LOJ Medical Sciences

Review Article(ISSN: 2641-1725)

Non-statistically Significant Interactions between Treatments and an Approach for Dealing with these Statuses Volume 5 - Issue 4

Zakaria M Sawan*

  • Cotton Research Institute, Agricultural Research Center, Ministry of Agriculture and Land Reclamation, Egypt

Received: October 30, 2020;   Published: November 10, 2020

*Corresponding author: Zakaria M Sawan, Cotton Research Institute, Agricultural Research Center, Ministry of Agriculture and Land Reclamation, 9 Gamaa Street, 12619, Giza, Egypt


DOI: 10.32474/LOJMS.2020.05.000219

Abstract PDF

Abstract

A field experiment on cotton yield resulted in a non-statistically significant interaction. An approach for follow-up examination between treatments based on least significant difference values was suggested to identify the effect regardless of insignificance. It was found that the classical formula used in calculating the significance of interactions suffers a possible shortage that can be eliminated by applying a suggested revision.

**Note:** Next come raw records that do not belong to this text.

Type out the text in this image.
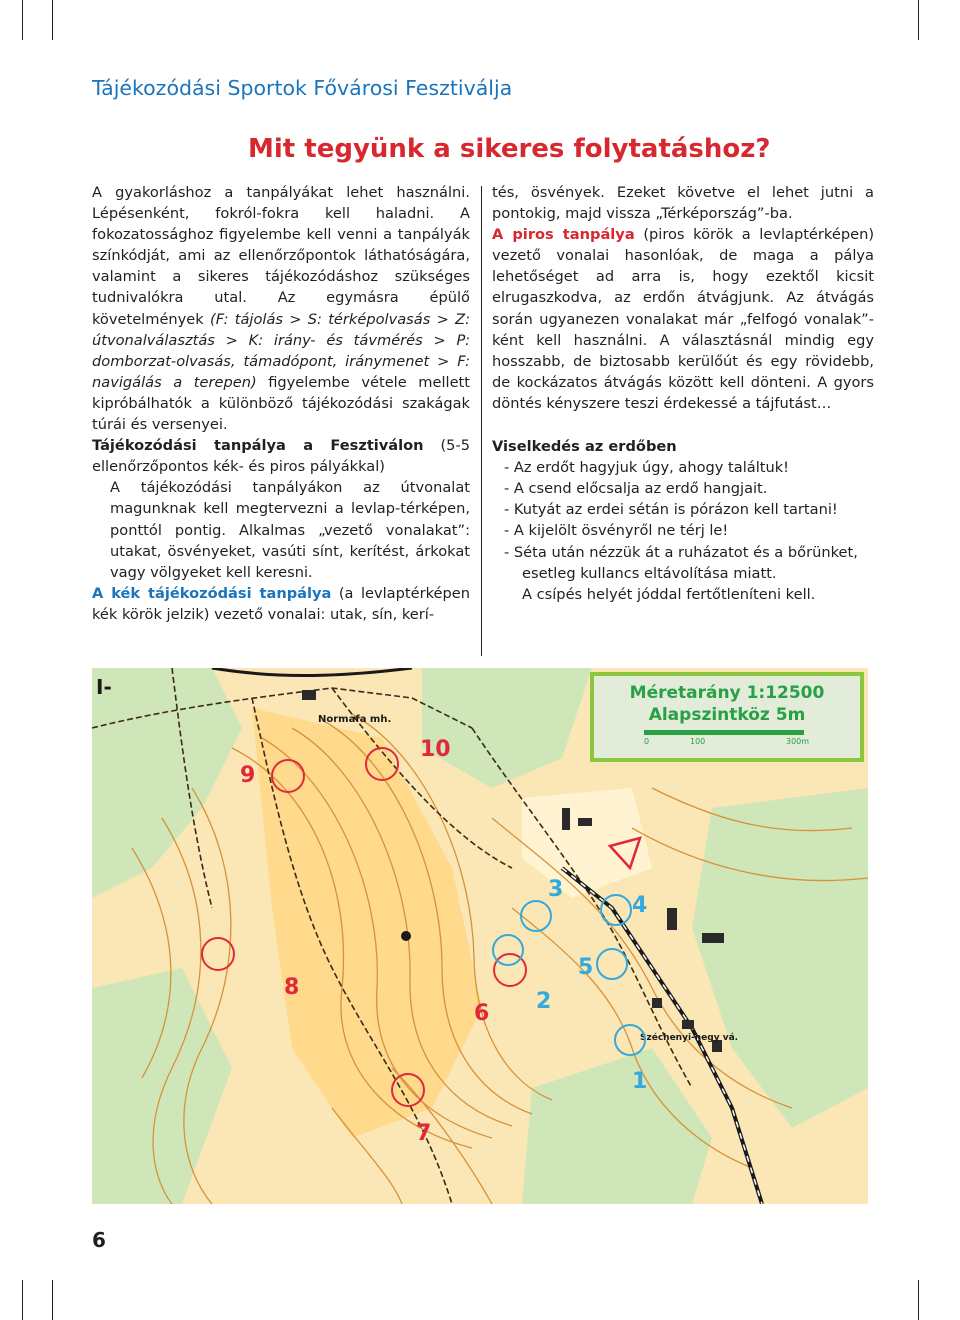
Tájékozódási Sportok Fővárosi Fesztiválja
Mit tegyünk a sikeres folytatáshoz?

A gyakorláshoz a tanpályákat lehet használni. Lépésenként, fokról-fokra kell haladni. A fokozatossághoz figyelembe kell venni a tanpályák színkódját, ami az ellenőrzőpontok láthatóságára, valamint a sikeres tájékozódáshoz szükséges tudnivalókra utal. Az egymásra épülő követelmények (F: tájolás > S: térképolvasás > Z: útvonalválasztás > K: irány- és távmérés > P: domborzat-olvasás, támadópont, iránymenet > F: navigálás a terepen) figyelembe vétele mellett kipróbálhatók a különböző tájékozódási szakágak túrái és versenyei.

Tájékozódási tanpálya a Fesztiválon (5-5 ellenőrzőpontos kék- és piros pályákkal)

A tájékozódási tanpályákon az útvonalat magunknak kell megtervezni a levlap-térképen, ponttól pontig. Alkalmas „vezető vonalakat”: utakat, ösvényeket, vasúti sínt, kerítést, árkokat vagy völgyeket kell keresni.

A kék tájékozódási tanpálya (a levlaptérképen kék körök jelzik) vezető vonalai: utak, sín, kerí-

tés, ösvények. Ezeket követve el lehet jutni a pontokig, majd vissza „Térképország”-ba.

A piros tanpálya (piros körök a levlaptérképen) vezető vonalai hasonlóak, de maga a pálya lehetőséget ad arra is, hogy ezektől kicsit elrugaszkodva, az erdőn átvágjunk. Az átvágás során ugyanezen vonalakat már „felfogó vonalak”-ként kell használni. A választásnál mindig egy hosszabb, de biztosabb kerülőút és egy rövidebb, de kockázatos átvágás között kell dönteni. A gyors döntés kényszere teszi érdekessé a tájfutást…

Viselkedés az erdőben

- Az erdőt hagyjuk úgy, ahogy találtuk!

- A csend előcsalja az erdő hangjait.

- Kutyát az erdei sétán is pórázon kell tartani!

- A kijelölt ösvényről ne térj le!

- Séta után nézzük át a ruházatot és a bőrünket, esetleg kullancs eltávolítása miatt.

A csípés helyét jóddal fertőtleníteni kell.

Méretarány 1:12500
Alapszintköz 5m
0	100	300m
Normafa mh.
Széchenyi-hegy vá.
I-
9
10
6
7
8
1
2
3
4
5
6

Keywords: Cotton yield; Mepiquat Chloride; nitrogen; non-significant interactions; potassium

Introduction

Managing the balance of vegetative and reproductive growth is the essence of managing a cotton crop. It is known from numerous fertilizer experiments that the yield of field crop is strongly dependent on the supply of mineral nutrients [1-3]. Several approaches have been used in an attempt to break this yield plateau, among them the application of plant growth regulators (PGR’s), particularly Mepiquat Chloride (MC) has received much attention recent years [4,5].1.2. Also, a statistical approach for dealing with the non-significant interactions between treatments depending on least significant differences, regardless of statistical insignificance is suggested [6].

Methodology

In (30oN, 31o: 28’E and 19 m altitude) Egypt using the cotton cultivar Giza 86 (Gossypium barbadense L.) in I and II seasons. The soil texture in both seasons was a clay loam with an alluvial substratum, (pH = 8.10, 44.75% clay, 27.40% silt, 20.00% fine sand, 3.00% coarse sand, 2.85% calcium carbonate and 1.85% organic matter). Each experiment included 16 treatment combinations of: Two N rates (95 and 143 kg N per hectare), which were applied as ammonium nitrate (NH4NO3, 33.5% N) at two equal doses, 6 and 8 weeks after planting. Each application (in the form of pinches beside each hill) was followed immediately by irrigation. The K and MC were applied to the leaves with uniform coverage using a knapsack sprayer. The application was carried out between 9.0 and 11.0 h [6].
A randomized complete block design with four replications was used for both experiments. Seeds were planted on 3 April in season I and 20 April in season II. Hills were spaced 25 cm apart on one side of the ridge, with seedlings thinned to two plants hill- 1 six weeks after planting. The total amount of surface irrigation applied during the growing season was about 6,000-m3 per hectare. Plots were irrigated every two weeks until the end of the season (October 11, in season I and October 17 in season II), for a total of nine irrigations. Phosphorus (P) fertilizer was applied at the rate of 24 kg P per hectare as calcium super phosphate during land preparation. The K fertilizer was applied at the rate of 47 kg K per hectare as potassium sulfate before the first irrigation (the recommended level for semi-fertile soil). Fertilization (P and K), along with pest and weed management was carried out during the growing season according to the local practice performed at the experimental station [6].
In both seasons, ten plants were randomly taken from the center ridge of each plot to determine the seed cotton yield in g per plant. Total seed cotton yield of each plot (including ten plant sub samples) was used to determine seed cotton and lint yield (kg per hectare) [6] (Table 1).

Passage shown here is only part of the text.